Lithops is a genus of succulent plants from the family Mesembranthemaceae, endemic to arid regions of Southern Africa. Some common names include "Living Stones", or "Split Rocks", though these names can also apply to other genera of "mesembs", like Lapidaria, Pleiospilos or Argyroderma.
If given proper care, lithops can survive for a significant length of time and provide a great deal of entertainment throughout their lifecycle. The best way to care for your lithops is to try and replicate its natural environment as closely as possible.
Use a well-draining cactus soil with plenty of grit material. Or, make your own using 50% potting soil and 50% grit material (pumice and lava are best, perlite is a secondary option). Top-dress your potted lithops with a fine-grade gravel or rock to prevent winter rot.
Lithops grow naturally in full-sun, so light is important to bring out their vibrant colors.
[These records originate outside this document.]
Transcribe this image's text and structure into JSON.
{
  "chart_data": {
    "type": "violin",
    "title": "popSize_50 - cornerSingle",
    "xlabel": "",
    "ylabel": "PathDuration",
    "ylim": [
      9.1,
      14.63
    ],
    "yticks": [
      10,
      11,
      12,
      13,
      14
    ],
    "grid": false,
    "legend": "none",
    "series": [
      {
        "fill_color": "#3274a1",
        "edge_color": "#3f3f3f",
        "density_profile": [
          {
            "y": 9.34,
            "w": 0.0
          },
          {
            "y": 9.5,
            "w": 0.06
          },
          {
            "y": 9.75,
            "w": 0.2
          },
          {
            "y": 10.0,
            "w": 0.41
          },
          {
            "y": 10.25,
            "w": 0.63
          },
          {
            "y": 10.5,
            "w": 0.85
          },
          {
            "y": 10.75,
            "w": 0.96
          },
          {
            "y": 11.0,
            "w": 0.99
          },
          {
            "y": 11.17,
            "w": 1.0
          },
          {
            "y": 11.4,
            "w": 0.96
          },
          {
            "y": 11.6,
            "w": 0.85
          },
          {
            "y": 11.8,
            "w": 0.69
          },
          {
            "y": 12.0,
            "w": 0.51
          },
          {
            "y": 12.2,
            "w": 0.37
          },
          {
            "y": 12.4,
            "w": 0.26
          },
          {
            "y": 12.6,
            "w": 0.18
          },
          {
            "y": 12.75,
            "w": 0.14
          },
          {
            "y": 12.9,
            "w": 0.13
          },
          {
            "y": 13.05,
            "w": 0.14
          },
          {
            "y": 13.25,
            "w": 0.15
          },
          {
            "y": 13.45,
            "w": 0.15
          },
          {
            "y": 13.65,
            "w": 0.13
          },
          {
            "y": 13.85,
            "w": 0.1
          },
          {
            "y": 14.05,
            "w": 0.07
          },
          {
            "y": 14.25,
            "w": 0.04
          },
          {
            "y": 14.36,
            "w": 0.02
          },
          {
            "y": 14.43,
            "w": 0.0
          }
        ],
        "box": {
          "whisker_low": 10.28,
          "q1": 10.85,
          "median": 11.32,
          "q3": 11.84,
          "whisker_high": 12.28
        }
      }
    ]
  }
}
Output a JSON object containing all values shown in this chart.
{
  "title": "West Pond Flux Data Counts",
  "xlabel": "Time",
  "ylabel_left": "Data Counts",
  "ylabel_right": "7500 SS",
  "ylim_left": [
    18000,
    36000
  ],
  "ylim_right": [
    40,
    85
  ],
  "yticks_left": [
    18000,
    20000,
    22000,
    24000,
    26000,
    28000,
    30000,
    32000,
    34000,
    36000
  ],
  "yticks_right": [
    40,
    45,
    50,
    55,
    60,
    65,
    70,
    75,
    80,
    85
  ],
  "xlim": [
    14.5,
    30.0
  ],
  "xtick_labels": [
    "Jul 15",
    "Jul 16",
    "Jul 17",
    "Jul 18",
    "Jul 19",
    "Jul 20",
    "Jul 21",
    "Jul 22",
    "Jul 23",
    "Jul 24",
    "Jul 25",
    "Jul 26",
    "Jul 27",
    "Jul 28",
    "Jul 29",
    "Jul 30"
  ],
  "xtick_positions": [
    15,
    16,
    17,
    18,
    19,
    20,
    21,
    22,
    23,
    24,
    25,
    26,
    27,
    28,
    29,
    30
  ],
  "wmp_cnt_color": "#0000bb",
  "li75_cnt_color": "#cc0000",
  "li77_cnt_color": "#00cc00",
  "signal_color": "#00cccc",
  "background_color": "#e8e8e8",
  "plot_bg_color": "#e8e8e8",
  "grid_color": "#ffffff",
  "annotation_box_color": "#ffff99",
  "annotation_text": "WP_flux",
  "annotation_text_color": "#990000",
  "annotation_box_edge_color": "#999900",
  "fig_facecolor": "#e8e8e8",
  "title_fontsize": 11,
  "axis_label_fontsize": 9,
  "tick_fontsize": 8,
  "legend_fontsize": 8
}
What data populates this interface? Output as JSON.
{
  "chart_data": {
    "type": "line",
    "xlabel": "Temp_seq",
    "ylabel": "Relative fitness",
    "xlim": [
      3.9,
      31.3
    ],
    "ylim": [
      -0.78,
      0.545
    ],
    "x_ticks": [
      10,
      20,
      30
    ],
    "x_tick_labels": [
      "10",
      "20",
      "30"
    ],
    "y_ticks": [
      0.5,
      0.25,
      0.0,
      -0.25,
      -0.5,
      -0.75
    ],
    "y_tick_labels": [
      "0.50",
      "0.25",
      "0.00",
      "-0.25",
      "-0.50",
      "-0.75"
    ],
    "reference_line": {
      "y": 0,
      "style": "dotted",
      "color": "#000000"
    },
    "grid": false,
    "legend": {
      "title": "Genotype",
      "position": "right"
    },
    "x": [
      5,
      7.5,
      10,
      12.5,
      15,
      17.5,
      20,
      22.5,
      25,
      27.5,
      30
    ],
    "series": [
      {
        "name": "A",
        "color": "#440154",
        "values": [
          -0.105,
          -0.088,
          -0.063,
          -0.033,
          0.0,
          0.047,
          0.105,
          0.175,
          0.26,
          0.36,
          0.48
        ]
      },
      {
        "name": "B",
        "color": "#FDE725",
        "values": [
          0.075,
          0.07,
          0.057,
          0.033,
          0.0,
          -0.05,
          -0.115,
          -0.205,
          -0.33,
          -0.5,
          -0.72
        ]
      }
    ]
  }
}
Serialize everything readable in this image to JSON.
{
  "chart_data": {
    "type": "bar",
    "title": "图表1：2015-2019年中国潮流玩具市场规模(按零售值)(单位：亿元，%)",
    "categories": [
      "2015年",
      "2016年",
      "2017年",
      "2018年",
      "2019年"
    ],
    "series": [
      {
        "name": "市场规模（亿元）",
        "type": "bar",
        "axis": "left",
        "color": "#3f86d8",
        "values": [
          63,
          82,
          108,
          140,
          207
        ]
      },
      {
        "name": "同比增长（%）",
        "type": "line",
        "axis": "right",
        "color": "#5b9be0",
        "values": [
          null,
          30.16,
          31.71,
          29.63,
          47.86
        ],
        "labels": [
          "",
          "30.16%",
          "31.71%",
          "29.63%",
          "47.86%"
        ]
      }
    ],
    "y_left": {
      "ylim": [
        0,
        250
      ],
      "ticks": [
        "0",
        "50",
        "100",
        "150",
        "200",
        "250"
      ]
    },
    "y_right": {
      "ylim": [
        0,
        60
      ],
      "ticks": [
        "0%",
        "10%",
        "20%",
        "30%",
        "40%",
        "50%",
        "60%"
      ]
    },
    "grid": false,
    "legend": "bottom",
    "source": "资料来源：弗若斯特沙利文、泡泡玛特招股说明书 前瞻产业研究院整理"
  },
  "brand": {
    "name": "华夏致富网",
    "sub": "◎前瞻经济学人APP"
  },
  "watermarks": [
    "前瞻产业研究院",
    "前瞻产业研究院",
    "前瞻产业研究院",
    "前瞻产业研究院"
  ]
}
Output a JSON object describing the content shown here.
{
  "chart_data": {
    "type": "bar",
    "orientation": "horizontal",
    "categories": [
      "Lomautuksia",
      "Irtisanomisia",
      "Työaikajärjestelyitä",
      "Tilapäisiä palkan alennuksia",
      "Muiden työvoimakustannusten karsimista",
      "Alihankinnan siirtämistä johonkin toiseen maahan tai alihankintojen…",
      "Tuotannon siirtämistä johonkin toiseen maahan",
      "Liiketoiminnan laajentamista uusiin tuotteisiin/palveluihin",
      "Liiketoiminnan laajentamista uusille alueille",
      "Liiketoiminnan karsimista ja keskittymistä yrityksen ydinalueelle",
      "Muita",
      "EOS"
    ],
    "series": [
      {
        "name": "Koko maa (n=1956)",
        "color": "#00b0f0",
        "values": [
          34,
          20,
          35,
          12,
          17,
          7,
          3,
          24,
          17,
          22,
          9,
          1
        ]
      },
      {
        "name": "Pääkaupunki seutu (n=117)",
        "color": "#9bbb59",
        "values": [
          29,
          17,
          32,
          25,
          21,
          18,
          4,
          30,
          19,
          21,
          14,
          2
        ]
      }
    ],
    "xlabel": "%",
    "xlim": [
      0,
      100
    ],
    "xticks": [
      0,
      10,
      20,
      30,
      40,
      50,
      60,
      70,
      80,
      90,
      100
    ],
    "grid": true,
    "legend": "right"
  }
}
In coastal areas, lithops can be planted outside in all-day sun. Give them some afternoon shade in hotter, inland areas if outside. Lithops can grow surprisingly well indoors as well, but it is important to make sure they receive adequate light to avoid etiolation and color loss. East-facing windowsills are a good option (West-facing windows get too much radiant heat). If your plant begins to stretch inside, gradually re-introduce it to outdoor exposure.
This is where most people go wrong. Lithops come from extremely arid regions where rainfall totals average less than an inch per month. Therefore, lithops are naturally drought-tolerant and require little water. Water should be withheld completely in the winter. Water very sparingly in summer, as most species undergo a period of summer dormancy and will crack, split or burst if given too much. When the plant begins to appear shriveled, give it a drink to replenish its stock of water (best done in the morning and not during the heat of the day). Fall and spring are the growing months for Lithops, so this is when you want to water more frequently, but still no more than once every 10 days. Allow your soil to dry between waterings.
Most lithops bloom toward the end of summer or fall, and produce a daisy-like flower typical of the mesemb family. Flower colors include white, yellow, orange and red. After flowering, the plant will slowly split open, and a new plant will form out of its old "shell". The outside layer will eventually wither away.
Lithops produce a long tap root, so don't plant them in too shallow a pot. Protect your lithops from freezing temps, as frost will cause the plant to rupture and rot.